Rami Ismail usually introduces himself as "one half of Vlambeer," the Dutch indie studio behind games such as Ridiculous Fishing and Nuclear Throne; the other half is designer Jan Willem Nijman. In a keynote address at IndieCade East 2014 today, Ismail chronicled both of their lives, from birth to the present. He wasn't just telling the audience his life story and Vlambeer's history — he was illustrating their rocky, unique path to success, and the thrust of his speech was that there's no single definitive way to make it as a game developer.
"I was a really unruly kid back in elementary school," said Ismail, before explaining that a teacher, in an effort to get him to focus, introduced him to chess at the age of 5. That was Ismail's first exposure to any kind of game system, shortly before his parents brought home the family's first computer and he started messing around with the QBasic game Gorillas. From the moment he altered some of the game's code to get his name to show up on the title screen, he was hooked on programming. Soon afterward, he began creating his own games in the form of interactive fiction.
Meanwhile, Nijman also started playing chess at a young age, and when he began reading the Dutch magazine CompuKids at the turn of the millennium, it spurred him to begin writing his own design documents for games. A few years later, in 2006, Nijman joined The Poppenkast, an online hub for game designers. There, he participated in a number of three-hour game jams that, according to Ismail, led to Nijman's action sensibilities as a game designer.
"Even though he really didn't make anything good, he did make a lot of stuff," said Ismail.
chess was Ismail's first exposure to any kind of game system
In 2008, both Ismail and Nijman enrolled in the Utrecht School of Art and Technology in 2008, but dropped out in 2010 to pursue Vlambeer. The decision came about partly because they had developed a game on the side while in school, and when the school found out, Ismail and Nijman were told that the rights to the title belonged to the school.

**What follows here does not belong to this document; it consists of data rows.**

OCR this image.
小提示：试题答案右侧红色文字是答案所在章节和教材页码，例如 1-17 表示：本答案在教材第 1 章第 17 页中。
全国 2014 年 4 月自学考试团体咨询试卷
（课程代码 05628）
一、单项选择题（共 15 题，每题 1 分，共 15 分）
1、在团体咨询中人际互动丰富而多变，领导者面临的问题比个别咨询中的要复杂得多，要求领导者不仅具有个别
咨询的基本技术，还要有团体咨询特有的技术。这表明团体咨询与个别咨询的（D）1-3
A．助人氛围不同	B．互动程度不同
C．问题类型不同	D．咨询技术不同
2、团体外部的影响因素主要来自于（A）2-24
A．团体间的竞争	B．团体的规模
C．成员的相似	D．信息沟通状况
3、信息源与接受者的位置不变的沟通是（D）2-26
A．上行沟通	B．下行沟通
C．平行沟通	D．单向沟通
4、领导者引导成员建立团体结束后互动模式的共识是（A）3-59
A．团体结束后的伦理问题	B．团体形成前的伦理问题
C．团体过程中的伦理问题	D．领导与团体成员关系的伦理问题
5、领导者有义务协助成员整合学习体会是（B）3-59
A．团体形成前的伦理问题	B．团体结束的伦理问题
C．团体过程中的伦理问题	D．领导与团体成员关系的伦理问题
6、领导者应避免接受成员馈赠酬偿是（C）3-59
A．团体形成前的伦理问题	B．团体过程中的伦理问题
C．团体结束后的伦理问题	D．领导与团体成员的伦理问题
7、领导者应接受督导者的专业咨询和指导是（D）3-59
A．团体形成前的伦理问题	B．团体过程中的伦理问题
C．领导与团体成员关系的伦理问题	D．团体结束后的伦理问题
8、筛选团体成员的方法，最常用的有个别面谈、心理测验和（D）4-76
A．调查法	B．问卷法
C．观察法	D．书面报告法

According to Ismail, he and Nijman wanted to keep Vlambeer going by bringing in "incremental revenue," so the two were always working on something. They started out by selling games like Radical Fishing (the basis for Ridiculous Fishing) and Dinosaur Zookeeper for modest sums. They began traveling a lot to conventions, where they met individuals like Venus Patrol founder Brandon Boyer; he hooked them up with developer Zach Gage, who helped them bring Radical Fishing to iOS as Ridiculous Fishing. They released their first flagship title, Super Crate Box, for free — it was intended as a business card, said Ismail, to get Vlambeer's name out there in the Dutch indie development scene and in the industry at large.
They also worked on projects that didn't turn out so well. Indie publisher Devolver Digital reached out to Vlambeer about doing a Serious Sam title, a kind of game the studio wasn't really interested in making despite their love for the franchise. They developed Serious Sam: The Random Encounter, a turn-based role-playing game, and it was released in 2011. But it was mostly Nijman's work, since Ismail had to spend most of his time dealing with the ongoing cloning saga for Ridiculous Fishing. By the end of the year, Vlambeer had only $2,000 in its bank account, the first of two times that the company almost fell apart. That experience, said Ismail, "taught us that we probably should look after ourselves."
Ridiculous Fishing was nominated for an Independent Games Festival Award in early 2012, which brought more notoriety to Vlambeer. Yet their next project, Hyper Crate Box, stalled for eight months — "things weren't working," said Ismail. Instead, he and Nijman worked on dozens of different games that year. When it seemed for a second time like Vlambeer was going to fall apart, they drove across the U.S. with fellow Ridiculous Fishing developer Gage from Seattle to New York, and eventually finished the game. It was released on iOS in March 2013 and instantly became a smash hit; after that, said Ismail, "we didn't have to worry about money for a while." Vlambeer recently released Nuclear Throne on Steam Early Access and is now working on that as well as the dogfighting game Luftrausers.
The way Ismail sees it, he and Nijman got to where they are because of their individual experiences as well as their hard work. Ismail, the business half of Vlambeer, learned negotiation skills from time spent as a computer salesman and as part of a Model United Nations debate team. Most of the studio's games are twitchy action titles because of Nijman's background on The Poppenkast.
"There are really no shortcuts to making games," said Ismail, and "there is no right way." Instead of hoping for good fortune, it's important to make your own luck — to interact with other developers and make connections, to be active in the indie community. But most of all, he said that "every little thing you make helps you make better games." So the last slide of Ismail's presentation listed the best thing to do if you want to become a developer: "make games."